If you’re not familiar with the former Southern Miss coach, he has a chance to impress you now as North Carolina’s new head coach.
Fedora will inherit a talented young quarterback in Bryn Renner. He will inherit a first-team all-conference running back in Giovani Bernard. And he will also inherit a program that needs to finally, gleefully, put a long, drawn-out NCAA investigation behind it.
While the jury is still out on this hire, it was a much-needed fresh start to a stale storyline in Chapel Hill. Whether or not North Carolina receives further sanctions from the NCAA remains to be seen, but if Fedora can handle a possible loss of scholarships and some significant departures from this year’s defense, he has a chance to quickly become one of the country’s name-brand coaches.
Despite its eight-win ceiling in recent years, North Carolina has proven to be one of the ACC’s most talent-rich programs. Former coach Butch Davis and his staff did an excellent job of proving that championship-caliber athletes can be lured to Chapel Hill, and the program can be a national title contender. Had the NCAA investigation not erupted two seasons ago before UNC was scheduled to play LSU, the Tar Heels undoubtedly could have been one of the best teams in the country that year had everyone remained eligible. At the very least, UNC should have been playing for the Coastal Division title by now.

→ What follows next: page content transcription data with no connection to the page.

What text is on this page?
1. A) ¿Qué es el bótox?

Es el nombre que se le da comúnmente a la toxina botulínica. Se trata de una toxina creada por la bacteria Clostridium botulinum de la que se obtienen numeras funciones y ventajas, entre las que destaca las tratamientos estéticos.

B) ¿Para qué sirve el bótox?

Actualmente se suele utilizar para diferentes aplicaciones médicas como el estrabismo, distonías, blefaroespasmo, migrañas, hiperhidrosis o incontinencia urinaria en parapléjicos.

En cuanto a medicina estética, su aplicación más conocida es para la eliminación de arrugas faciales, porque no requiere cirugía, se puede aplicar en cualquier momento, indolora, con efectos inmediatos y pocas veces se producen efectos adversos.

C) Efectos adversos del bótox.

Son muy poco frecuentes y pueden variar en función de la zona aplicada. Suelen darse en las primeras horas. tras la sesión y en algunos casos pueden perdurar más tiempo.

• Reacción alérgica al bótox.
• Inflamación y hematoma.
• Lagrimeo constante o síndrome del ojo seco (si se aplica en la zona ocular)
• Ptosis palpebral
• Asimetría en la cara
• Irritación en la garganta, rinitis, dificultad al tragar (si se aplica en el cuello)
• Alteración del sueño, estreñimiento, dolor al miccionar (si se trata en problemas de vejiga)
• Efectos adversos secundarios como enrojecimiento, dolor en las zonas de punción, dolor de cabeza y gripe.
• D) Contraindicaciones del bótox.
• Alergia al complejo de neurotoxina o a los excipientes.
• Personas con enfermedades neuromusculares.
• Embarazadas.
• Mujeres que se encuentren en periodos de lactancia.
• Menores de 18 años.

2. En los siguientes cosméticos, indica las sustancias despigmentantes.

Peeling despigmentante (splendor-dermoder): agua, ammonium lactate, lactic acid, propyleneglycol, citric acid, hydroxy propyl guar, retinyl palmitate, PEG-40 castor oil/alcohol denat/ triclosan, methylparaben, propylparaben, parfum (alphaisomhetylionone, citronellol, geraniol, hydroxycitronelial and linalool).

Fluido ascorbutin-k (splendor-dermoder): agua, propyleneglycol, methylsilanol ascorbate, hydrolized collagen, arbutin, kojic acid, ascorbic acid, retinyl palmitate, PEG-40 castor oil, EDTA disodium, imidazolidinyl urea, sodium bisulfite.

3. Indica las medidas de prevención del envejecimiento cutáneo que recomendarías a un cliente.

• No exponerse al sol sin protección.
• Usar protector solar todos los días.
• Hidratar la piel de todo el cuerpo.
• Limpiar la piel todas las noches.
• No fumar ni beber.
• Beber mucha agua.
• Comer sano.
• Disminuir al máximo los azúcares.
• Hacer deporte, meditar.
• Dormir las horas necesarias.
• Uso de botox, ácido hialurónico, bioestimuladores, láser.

Expectations for Fedora should be that high. There’s one big difference, though, between where he’s coming from and where he’s heading. At Southern Miss, he walked into a winning situation. The Golden Eagles have now had 18 straight winning seasons, trailing only Florida, Florida State and Virginia Tech. Go figure. This year will mark their 10th straight bowl appearance. He was also an assistant at Oklahoma State and Florida. Fedora’s numbers and accomplishments have been impressive at every stop. He has earned a reputation as an offensive-minded coach, and that matches well with Carolina’s strengths in 2012.
Not every coach, though, would take a chance on this job or want it. UNC has already put itself on a two-year probation, cut three scholarships for three seasons, and vacated wins from the 2008 and 2009 seasons. That doesn’t mean, though, that it’s the end of the penalties for the Tar Heels. The NCAA has yet to weigh in. Further losses of scholarships and a bowl ban are still possibilities.
The future of North Carolina’s program is still in flux, but university officials finally answered the most important question: Who will lead them through it. There is plenty already in place for Fedora to build upon, but how he navigates through the weeds that were left behind will determine his success.